Our Do-Nothing Congress

President Obama has indicated that his 2012 re-election campaign will focus on a “do-nothing” Congress.  Now a Washington Times analysis finds that 2011 was, in fact, one of the most inactive congressional years ever. Congress passed only 80 bills — the fewest since 1947, when such records first began being kept — and many of those bills were non-substantive.  The House was far more active than the Senate, which experienced the most futile, unproductive legislative year ever.

I don’t think you can assess the performance of a Congress by simply counting how many new laws were enacted.  Quality, not quantity, should be the measuring rod.  Yet even by that measure, our Congress has been a colossal failure.  Last year saw the United States lose its AAA credit rating and rack up enormous deficits that are adding to our already staggering national debt.  How did our legislative leaders respond?  They created an ad hoc “supercommittee” that allowed them to punt on the issue, the “supercommittee” couldn’t reach agreement, and as a result another year slid by without anything meaningful being done to address our headlong rush to fiscal ruin.
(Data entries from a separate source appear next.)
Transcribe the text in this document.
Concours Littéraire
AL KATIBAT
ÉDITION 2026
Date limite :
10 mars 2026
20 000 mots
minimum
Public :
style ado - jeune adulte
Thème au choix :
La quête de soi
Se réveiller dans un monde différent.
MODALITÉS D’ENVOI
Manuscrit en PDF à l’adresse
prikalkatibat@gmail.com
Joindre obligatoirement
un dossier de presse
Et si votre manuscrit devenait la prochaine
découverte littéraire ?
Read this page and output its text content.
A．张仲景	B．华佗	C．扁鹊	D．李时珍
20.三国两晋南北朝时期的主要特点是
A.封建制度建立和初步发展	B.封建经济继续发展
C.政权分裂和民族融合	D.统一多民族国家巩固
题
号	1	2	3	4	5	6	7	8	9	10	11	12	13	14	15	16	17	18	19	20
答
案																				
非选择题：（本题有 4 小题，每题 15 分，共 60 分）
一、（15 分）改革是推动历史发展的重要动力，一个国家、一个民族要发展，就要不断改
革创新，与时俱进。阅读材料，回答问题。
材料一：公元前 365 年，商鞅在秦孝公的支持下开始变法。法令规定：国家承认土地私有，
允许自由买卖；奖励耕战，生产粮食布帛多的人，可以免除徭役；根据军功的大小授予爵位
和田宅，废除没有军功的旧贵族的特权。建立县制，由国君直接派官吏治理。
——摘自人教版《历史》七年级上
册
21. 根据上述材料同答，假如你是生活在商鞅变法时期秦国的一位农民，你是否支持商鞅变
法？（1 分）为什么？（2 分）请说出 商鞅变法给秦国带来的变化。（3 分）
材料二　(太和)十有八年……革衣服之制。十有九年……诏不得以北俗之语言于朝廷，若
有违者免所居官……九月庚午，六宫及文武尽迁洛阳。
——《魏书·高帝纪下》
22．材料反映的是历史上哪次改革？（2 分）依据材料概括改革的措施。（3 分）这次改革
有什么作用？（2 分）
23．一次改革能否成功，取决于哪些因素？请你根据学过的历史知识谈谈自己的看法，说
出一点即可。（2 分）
No rational person can defend the pathetic performance of our Congress.  I’m not sure, however, that President Obama stands to benefit much by pointing out how little has been accomplished.  He’s the leader of the government, after all, and he ran in 2008 as someone who could bring people together.  That hasn’t happened.  Emphasizing that Congress is hopelessly deadlocked and inert, while true, just reflects poorly on President Obama’s leadership abilities.  He hasn’t been able to forge a consensus, build support in the country as a whole, or find an alternate way to deal with urgent problems like the debt.  If President Obama is just going to throw up his hands, why should we return him to office?